I considered a particle in polar coordinates, $(r,\theta)$, with mass $m$. The standard basis vectors in polar coordinates are:
$$\mathbf{\hat{r}}=\cos{\theta}\mathbf{\hat{x}}+\sin{\theta}\mathbf{\hat{y}}$$
And:
$$\boldsymbol{\hat{\theta}}=\frac{\partial\mathbf{\hat{r}}}{\partial\theta}=-\sin{\theta}\mathbf{\hat{x}}+\cos{\theta}\mathbf{\hat{y}}$$
Differentiating the vector $\mathbf{r}$ to the particle twice, we find that:
$$\mathbf{\ddot{r}}=(\ddot{r}-r\dot{\theta}^2)\mathbf{\hat{r}}+(2\dot{r}\dot{\theta}+r\ddot{\theta})\boldsymbol{\hat{\theta}}$$
From which it follows that the radial component of force on this particle is $F_r=m(\ddot{r}-r\dot{\theta}^2)$ and the tangential component is $F_\theta=m(2\dot{r}\dot{\theta}+r\ddot{\theta})$.
I was able to understand three out of four of the terms in this pair of equations by considering the particle undergoing radial and circular motion (in which case $\dot{\theta}=0$ and $\dot{r}=0$, respectively).
Incidentally, however, the $2m\dot{r}\dot{\theta}$ term is the Coriolis force. But isn't this force fictitious and only observable in a non-inertial reference frame? Was I working in a non-inertial reference frame during this derivation? Does what I'm asking even make sense?
I think I primarily need some clarification of how inertial/non-inertial reference frames come into play in this derivation.
Best Answer
It’s a very fair question. The answer is that that’s not the Coriolis force, but it is related.

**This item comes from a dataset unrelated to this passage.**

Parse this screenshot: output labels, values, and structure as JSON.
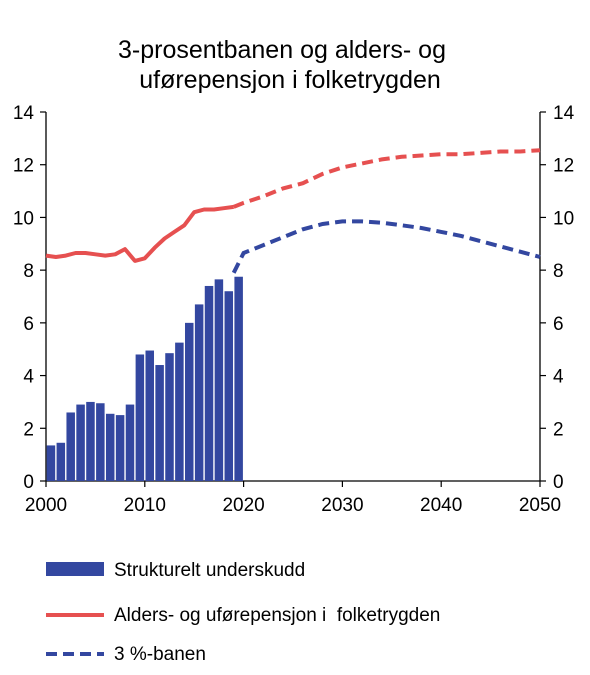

Suppose you were to now examine the same particle in coordinates rotating about the origin with angular velocity $\omega$, this would perform a shift $\dot\theta\mapsto \dot\theta -\omega$ while leaving $r, \dot r, \ddot\theta$ invariant. As a consequence we would find that $$\mathbf {\ddot r}' = \mathbf{\ddot r} + 2 \omega \left(r \dot\theta ~\hat r-\dot r ~\hat \theta\right) - r \omega^2~\hat r.$$
The first of these terms is the actual Coriolis force $-2m~\vec\omega\times\vec v$. The final term is the similarly fictitious centrifugal force.